When a domestic company begins operations in another country, its tax picture grows dramatically more complicated. If an international expansion is part of your company’s growth strategy, your financial management and tax teams will need to make a number of critical tax-related decisions in addition to the many strategic, competitive, and financial considerations your company already must address.
Here are seven important tax-related variables that will affect when, where, how, and even whether you launch overseas operations. While these are by no means the only issues you must consider, your answers to these questions will drive much of your future decision-making.
- What is the reason for the expansion? Are you looking for a new market for your products or services? Are you expanding your R&D or production capabilities? Or do you have some other purpose in mind? The answer to this most fundamental question will shape your expansion strategy.
- How will your foreign operations be organized? Will you open a branch office of your U.S. business, or will you establish a foreign subsidiary that is owned by a U.S. parent or holding company? The choice depends on many strategic and operational factors, but the decision will have far-reaching tax consequences.
- How are both entities structured? If you establish a separate foreign subsidiary, the tax treatment of its earnings will depend on whether your U.S. company is a traditional C corporation or a pass-through entity. In addition, you must decide if the foreign entity is to operate as a controlled foreign corporation (CFC) or as a disregarded entity (DRE). This decision will affect how and where the company’s income, expenses, and profits are recorded and taxed. The tax laws of the other country are likely to offer similar choices for structuring the foreign entity.
- Is there a tax treaty between the United States and the other country? To avoid double taxation, the U.S. has reciprocal agreements with many countries covering a range of taxes including income taxes, inheritance taxes, value added taxes, and other forms of wealth or earnings taxes. U.S. taxpayers who pay taxes to a treaty country may be entitled to certain credits, deductions, exemptions, or rate reductions.
- How will you fund the overseas entity? If you establish a subsidiary company, will the initial funding be recorded as capital or debt? The answer will affect whether the subsidiary’s payments to the parent are considered tax-deductible interest payments or taxable dividends. In addition, many countries require that foreign-owned businesses operating in their jurisdiction maintain certain minimum debt-to-equity ratios.

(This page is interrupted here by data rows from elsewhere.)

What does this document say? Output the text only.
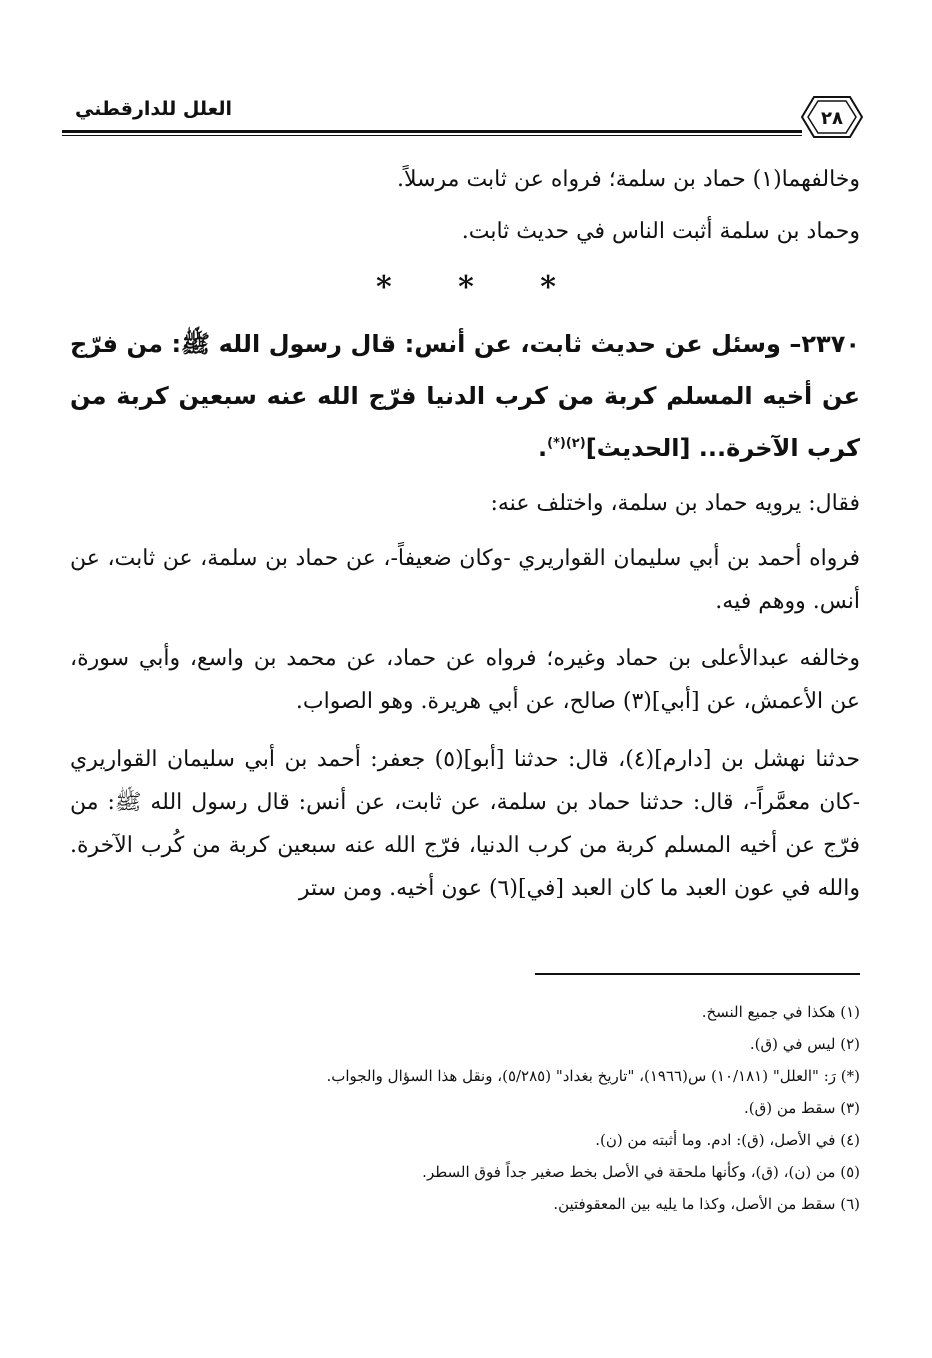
٢٨
العلل للدارقطني
وخالفهما(١) حماد بن سلمة؛ فرواه عن ثابت مرسلاً.
وحماد بن سلمة أثبت الناس في حديث ثابت.
* * *
٢٣٧٠– وسئل عن حديث ثابت، عن أنس: قال رسول الله ﷺ: من فرّج عن أخيه المسلم كربة من كرب الدنيا فرّج الله عنه سبعين كربة من كرب الآخرة... [الحديث]$^{(٢)(*)}$.
فقال: يرويه حماد بن سلمة، واختلف عنه:
فرواه أحمد بن أبي سليمان القواريري -وكان ضعيفاً-، عن حماد بن سلمة، عن ثابت، عن أنس. ووهم فيه.
وخالفه عبدالأعلى بن حماد وغيره؛ فرواه عن حماد، عن محمد بن واسع، وأبي سورة، عن الأعمش، عن [أبي](٣) صالح، عن أبي هريرة. وهو الصواب.
حدثنا نهشل بن [دارم](٤)، قال: حدثنا [أبو](٥) جعفر: أحمد بن أبي سليمان القواريري -كان معمَّراً-، قال: حدثنا حماد بن سلمة، عن ثابت، عن أنس: قال رسول الله ﷺ: من فرّج عن أخيه المسلم كربة من كرب الدنيا، فرّج الله عنه سبعين كربة من كُرب الآخرة. والله في عون العبد ما كان العبد [في](٦) عون أخيه. ومن ستر
(١) هكذا في جميع النسخ.
(٢) ليس في (ق).
(*) رَ: "العلل" (١٠/١٨١) س(١٩٦٦)، "تاريخ بغداد" (٥/٢٨٥)، ونقل هذا السؤال والجواب.
(٣) سقط من (ق).
(٤) في الأصل، (ق): ادم. وما أثبته من (ن).
(٥) من (ن)، (ق)، وكأنها ملحقة في الأصل بخط صغير جداً فوق السطر.
(٦) سقط من الأصل، وكذا ما يليه بين المعقوفتين.
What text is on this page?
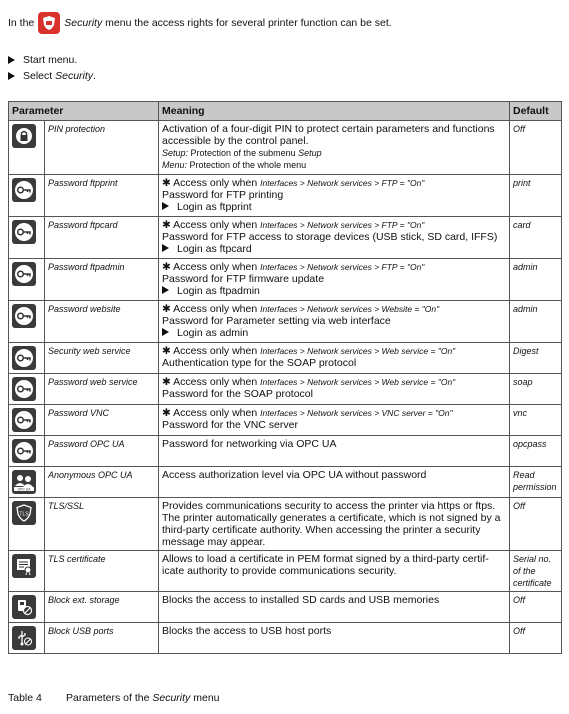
In the	Security
menu the access rights for several printer function can be set.
Start menu.
Select
Security .
Parameter		Meaning	Default

	PIN protection	Activation of a four-digit PIN to protect certain parameters and functions accessible by the control panel.
Setup: Protection of the submenu Setup
Menu: Protection of the whole menu	Off

	Password ftpprint	✱ Access only when Interfaces > Network services > FTP = "On"
Password for FTP printing
Login as ftpprint	print

	Password ftpcard	✱ Access only when Interfaces > Network services > FTP = "On"
Password for FTP access to storage devices (USB stick, SD card, IFFS)
Login as ftpcard	card

	Password ftpadmin	✱ Access only when Interfaces > Network services > FTP = "On"
Password for FTP firmware update
Login as ftpadmin	admin

	Password website	✱ Access only when Interfaces > Network services > Website = "On"
Password for Parameter setting via web interface
Login as admin	admin

	Security web service	✱ Access only when Interfaces > Network services > Web service = "On"
Authentication type for the SOAP protocol	Digest

	Password web service	✱ Access only when Interfaces > Network services > Web service = "On"
Password for the SOAP protocol	soap

	Password VNC	✱ Access only when Interfaces > Network services > VNC server = "On"
Password for the VNC server	vnc

	Password OPC UA	Password for networking via OPC UA	opcpass

OPC UA	Anonymous OPC UA	Access authorization level via OPC UA without password	Read permission

TLS	TLS/SSL	Provides communications security to access the printer via https or ftps. The printer automatically generates a certificate, which is not signed by a third-party certificate authority. When accessing the printer a security message may appear.	Off

	TLS certificate	Allows to load a certificate in PEM format signed by a third-party certif- icate authority to provide communications security.	Serial no. of the certificate

	Block ext. storage	Blocks the access to installed SD cards and USB memories	Off

	Block USB ports	Blocks the access to USB host ports	Off
Table 4 Parameters of the Security menu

- What are the rules regarding transfer pricing? Because corporate tax rates can vary significantly, businesses often structure their operations so that profits are taxed in the country with the lower rate. Transfer pricing regulations prohibit companies from unfairly manipulating transactions in ways that would cause either country to receive less than what it regards as its rightful share of the tax revenue. This can be the most complex of all the questions to be decided—and also one of the most consequential—so you will certainly need guidance from your tax professional.
- How will the tax laws be changing? From proposals to raise U.S. corporate tax rates, to changes in global intangible low-taxed income (GILTI) regulations, to the suggested global minimum tax for large multinational corporations, the rules and the rates are continually evolving. Staying abreast of the most recent changes and anticipating how future revisions could affect you are essential to a successful international expansion.
Non-tax issues—such as the availability of qualified workers and managers, compatibility of the two cultures, and the host country’s business and legal environment—are often the determining factors in an overseas expansion. Nevertheless, a successful international growth strategy is not possible without a thorough analysis of the tax questions that will arise.